Homicidios y reducción de delitos: La doble cara del estado de emergencia en Lima

El ministro del Interior, Juan José Santiváñez, aseguró recientemente que el estado de emergencia implementado en varios distritos de Lima y Callao está generando “resultados positivos” en la lucha contra la criminalidad. Según el informe de Carlos Espinoza para Infobae, Santiváñez destacó que los índices de delitos como el sicariato y el robo han mostrado reducciones en los distritos intervenidos, con cifras que oscilan entre un 9% y un 16%. Sin embargo, esta percepción de mejora contrasta con los alarmantes casos de homicidios que siguen ocurriendo en la capital.

Contrastes en las cifras y la realidad diaria

Durante su participación en las actividades del Foro de Cooperación Económica Asia-Pacífico (APEC) 2024, el ministro subrayó que, a pesar de la alta demanda policial que implica el evento, no se ha descuidado la seguridad en otras zonas. “En Lima tenemos aproximadamente 30 mil efectivos policiales; de estos, 8 mil están destinados al APEC, 13 mil permanecen en los distritos bajo estado de emergencia y otros 5 mil se ocupan de las marchas y manifestaciones”, detalló.

No obstante, los resultados positivos mencionados por Santiváñez parecen estar lejos de calmar las preocupaciones de la ciudadanía. En las últimas 24 horas, Lima registró cuatro homicidios en distintos puntos de la ciudad, evidenciando la persistencia de la inseguridad.

Entre los casos más recientes se encuentra el asesinato de César Azabache Villavicencio, un hombre de 50 años que fue baleado en Los Olivos mientras intentaba resistir el robo de su celular. En el Callao, dos homicidios sacudieron la zona: un taxista fue asesinado dentro de su vehículo en un aparente intento de robo, y un cantante urbano conocido como “Yerzi” perdió la vida en un ataque armado. Además, en Santa Anita, un joven de 23 años fue abatido a tiros en la puerta de su casa por sujetos que lo persiguieron en motocicleta.

Una tendencia alarmante desde años anteriores

Los homicidios no son una novedad en el panorama nacional. Según datos del Sistema de Información de Defunciones (Sinadef) del Ministerio de Salud, el año 2023 cerró con 1.431 asesinatos, apenas una leve reducción frente a los 1.516 registrados en 2022. Desde 2017, cuando se reportaron 671 homicidios, la tendencia ha ido en aumento, alcanzando su punto más alto en 2021 con 1.317 casos.

Aunque el estado de emergencia busca atacar este problema, los resultados parecen insuficientes frente a la percepción de inseguridad que domina en la población. A pesar de las medidas excepcionales y la mayor presencia policial, octubre de 2023 cerró con al menos 30 homicidios en Lima, y noviembre arrancó con nuevos casos que amplían la preocupación de los ciudadanos.

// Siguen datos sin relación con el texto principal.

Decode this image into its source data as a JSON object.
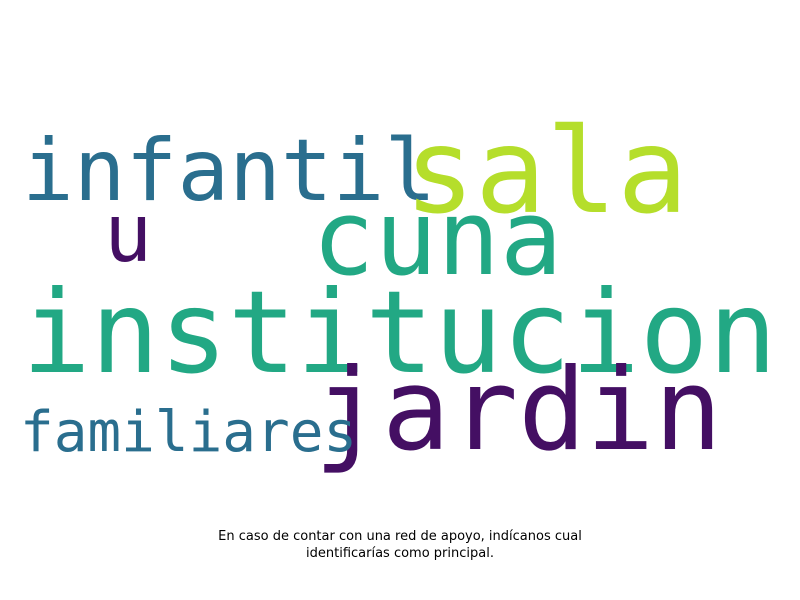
{
  "word_cloud": {
    "words": [
      {
        "text": "institucion",
        "color": "#22a884"
      },
      {
        "text": "jardin",
        "color": "#440f63"
      },
      {
        "text": "cuna",
        "color": "#22a884"
      },
      {
        "text": "sala",
        "color": "#b5de2b"
      },
      {
        "text": "infantil",
        "color": "#2a6e8e"
      },
      {
        "text": "familiares",
        "color": "#2a6e8e"
      },
      {
        "text": "u",
        "color": "#440f63"
      }
    ]
  },
  "caption": {
    "line1": "En caso de contar con una red de apoyo, indícanos cual",
    "line2": "identificarías como principal."
  }
}
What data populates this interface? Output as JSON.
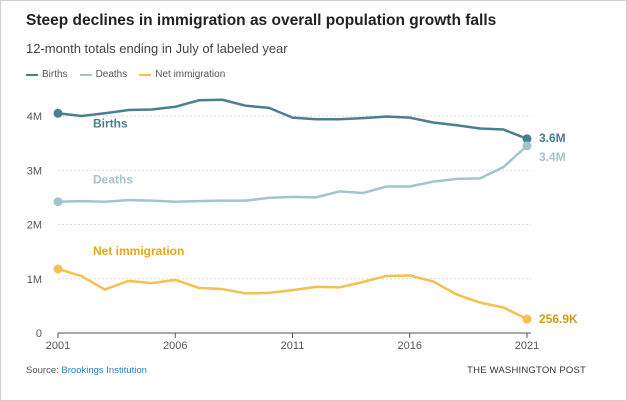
{
  "chart_data": {
    "type": "line",
    "title": "Steep declines in immigration as overall population growth falls",
    "subtitle": "12-month totals ending in July of labeled year",
    "x": [
      2001,
      2002,
      2003,
      2004,
      2005,
      2006,
      2007,
      2008,
      2009,
      2010,
      2011,
      2012,
      2013,
      2014,
      2015,
      2016,
      2017,
      2018,
      2019,
      2020,
      2021
    ],
    "x_ticks": [
      2001,
      2006,
      2011,
      2016,
      2021
    ],
    "y_ticks": [
      0,
      1000000,
      2000000,
      3000000,
      4000000
    ],
    "y_tick_labels": [
      "0",
      "1M",
      "2M",
      "3M",
      "4M"
    ],
    "ylim": [
      0,
      4000000
    ],
    "grid": true,
    "series": [
      {
        "name": "Births",
        "color": "#4a7f8f",
        "label": "Births",
        "end_label": "3.6M",
        "values": [
          4050000,
          4000000,
          4050000,
          4110000,
          4120000,
          4170000,
          4290000,
          4300000,
          4190000,
          4150000,
          3970000,
          3940000,
          3940000,
          3960000,
          3990000,
          3970000,
          3880000,
          3830000,
          3770000,
          3750000,
          3580000
        ]
      },
      {
        "name": "Deaths",
        "color": "#a3c4cc",
        "label": "Deaths",
        "end_label": "3.4M",
        "values": [
          2420000,
          2430000,
          2420000,
          2450000,
          2440000,
          2420000,
          2430000,
          2440000,
          2440000,
          2490000,
          2510000,
          2500000,
          2610000,
          2580000,
          2700000,
          2700000,
          2790000,
          2840000,
          2850000,
          3060000,
          3450000
        ]
      },
      {
        "name": "Net immigration",
        "color": "#f2c14e",
        "label": "Net immigration",
        "label_color": "#e4a817",
        "end_label": "256.9K",
        "end_label_color": "#d29a10",
        "values": [
          1180000,
          1050000,
          800000,
          960000,
          920000,
          980000,
          830000,
          810000,
          730000,
          740000,
          790000,
          850000,
          840000,
          940000,
          1050000,
          1060000,
          950000,
          710000,
          560000,
          470000,
          256900
        ]
      }
    ]
  },
  "legend": {
    "items": [
      {
        "label": "Births",
        "color": "#4a7f8f"
      },
      {
        "label": "Deaths",
        "color": "#a3c4cc"
      },
      {
        "label": "Net immigration",
        "color": "#f2c14e"
      }
    ]
  },
  "footer": {
    "source_prefix": "Source: ",
    "source_name": "Brookings Institution",
    "credit": "THE WASHINGTON POST"
  }
}
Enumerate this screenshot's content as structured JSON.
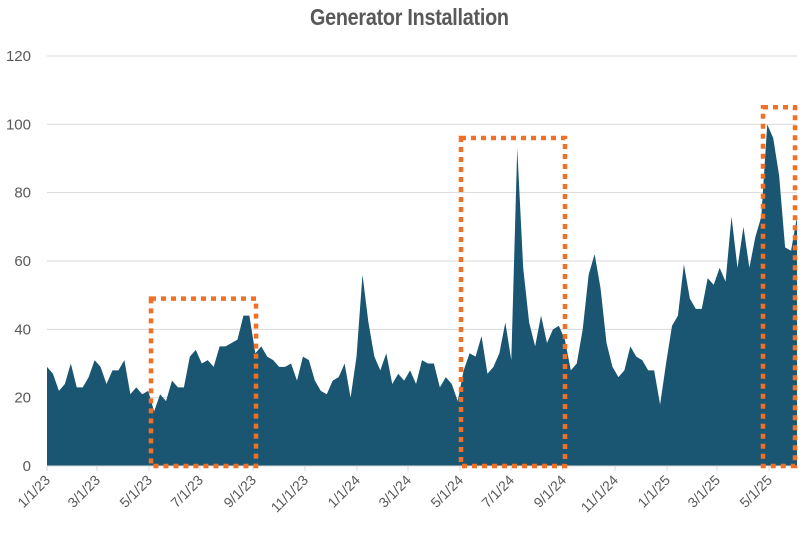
{
  "chart_data": {
    "type": "area",
    "title": "Generator Installation",
    "xlabel": "",
    "ylabel": "",
    "ylim": [
      0,
      120
    ],
    "yticks": [
      0,
      20,
      40,
      60,
      80,
      100,
      120
    ],
    "xtick_labels": [
      "1/1/23",
      "3/1/23",
      "5/1/23",
      "7/1/23",
      "9/1/23",
      "11/1/23",
      "1/1/24",
      "3/1/24",
      "5/1/24",
      "7/1/24",
      "9/1/24",
      "11/1/24",
      "1/1/25",
      "3/1/25",
      "5/1/25"
    ],
    "grid": true,
    "legend": "none",
    "frequency": "weekly",
    "series": [
      {
        "name": "Generator Installation",
        "color": "#1A5672",
        "values": [
          29,
          27,
          22,
          24,
          30,
          23,
          23,
          26,
          31,
          29,
          24,
          28,
          28,
          31,
          21,
          23,
          21,
          22,
          16,
          21,
          19,
          25,
          23,
          23,
          32,
          34,
          30,
          31,
          29,
          35,
          35,
          36,
          37,
          44,
          44,
          33,
          35,
          32,
          31,
          29,
          29,
          30,
          25,
          32,
          31,
          25,
          22,
          21,
          25,
          26,
          30,
          20,
          32,
          56,
          42,
          32,
          28,
          33,
          24,
          27,
          25,
          28,
          24,
          31,
          30,
          30,
          23,
          26,
          24,
          19,
          28,
          33,
          32,
          38,
          27,
          29,
          33,
          42,
          31,
          93,
          58,
          42,
          35,
          44,
          36,
          40,
          41,
          37,
          28,
          30,
          40,
          56,
          62,
          52,
          36,
          29,
          26,
          28,
          35,
          32,
          31,
          28,
          28,
          18,
          30,
          41,
          44,
          59,
          49,
          46,
          46,
          55,
          53,
          58,
          54,
          73,
          58,
          70,
          58,
          67,
          73,
          100,
          96,
          85,
          64,
          63,
          73
        ]
      }
    ],
    "annotations": [
      {
        "type": "dotted-rectangle",
        "color": "#F07025",
        "x_start": "5/1/23",
        "x_end": "9/1/23",
        "y_top": 49,
        "y_bottom": 0
      },
      {
        "type": "dotted-rectangle",
        "color": "#F07025",
        "x_start": "5/1/24",
        "x_end": "9/1/24",
        "y_top": 96,
        "y_bottom": 0
      },
      {
        "type": "dotted-rectangle",
        "color": "#F07025",
        "x_start": "4/22/25",
        "x_end": "6/9/25",
        "y_top": 105,
        "y_bottom": 0
      }
    ]
  },
  "colors": {
    "area": "#1A5672",
    "highlight": "#F07025",
    "grid": "#D9D9D9",
    "text": "#595959"
  }
}
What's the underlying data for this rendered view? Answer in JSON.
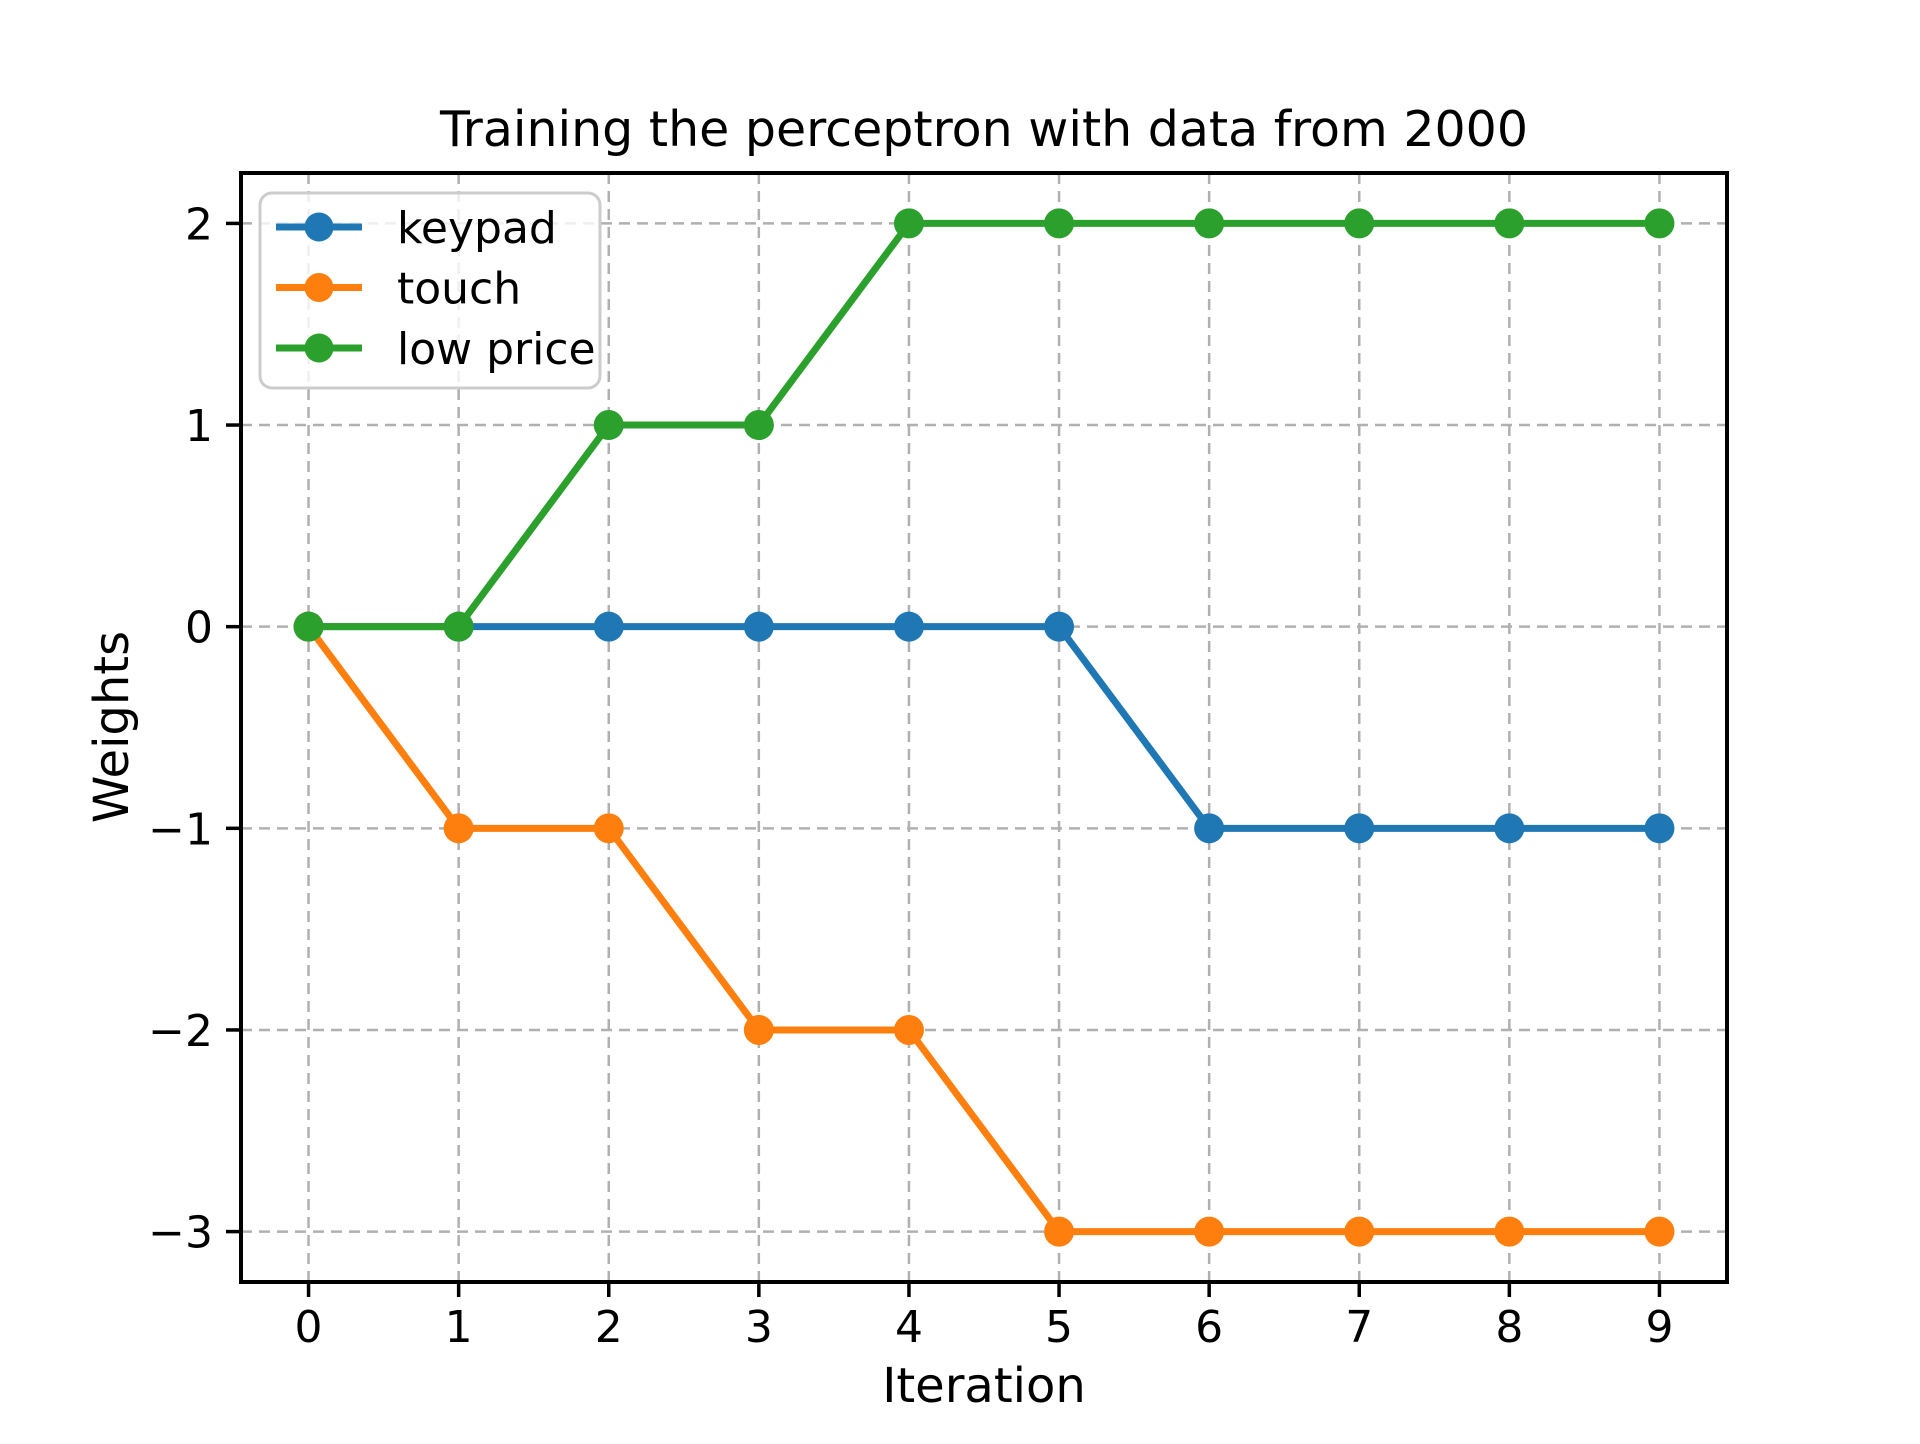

¿Es sostenible el modelo de estado de emergencia?

El estado de emergencia, aunque presenta una aparente reducción en los índices de ciertos delitos, plantea dudas sobre su sostenibilidad y efectividad a largo plazo. Las cifras citadas por el ministro revelan avances moderados, pero la continuidad de homicidios y ataques violentos indica que las raíces de la criminalidad no han sido abordadas de manera integral.

Expertos señalan que estas medidas suelen tener un impacto limitado si no se acompañan de estrategias de prevención y justicia efectiva. La presencia policial intensificada puede disuadir temporalmente a los delincuentes, pero no resuelve los factores estructurales que impulsan el crimen, como la desigualdad, la falta de oportunidades y la debilidad de las instituciones de justicia.

Conclusión

El balance del estado de emergencia en Lima presenta un panorama mixto. Mientras el Ministerio del Interior resalta cifras que muestran una reducción en ciertos delitos, los casos de homicidios y la percepción de inseguridad entre los ciudadanos revelan una realidad compleja que va más allá de las estadísticas.

En el contexto del APEC 2024, el gobierno busca proyectar una imagen de control y estabilidad, pero los crímenes violentos y los constantes desafíos en seguridad cuestionan la efectividad de las medidas actuales. La pregunta que queda es si estas estrategias podrán evolucionar hacia soluciones sostenibles o si continuarán siendo un paliativo temporal frente a una problemática profunda.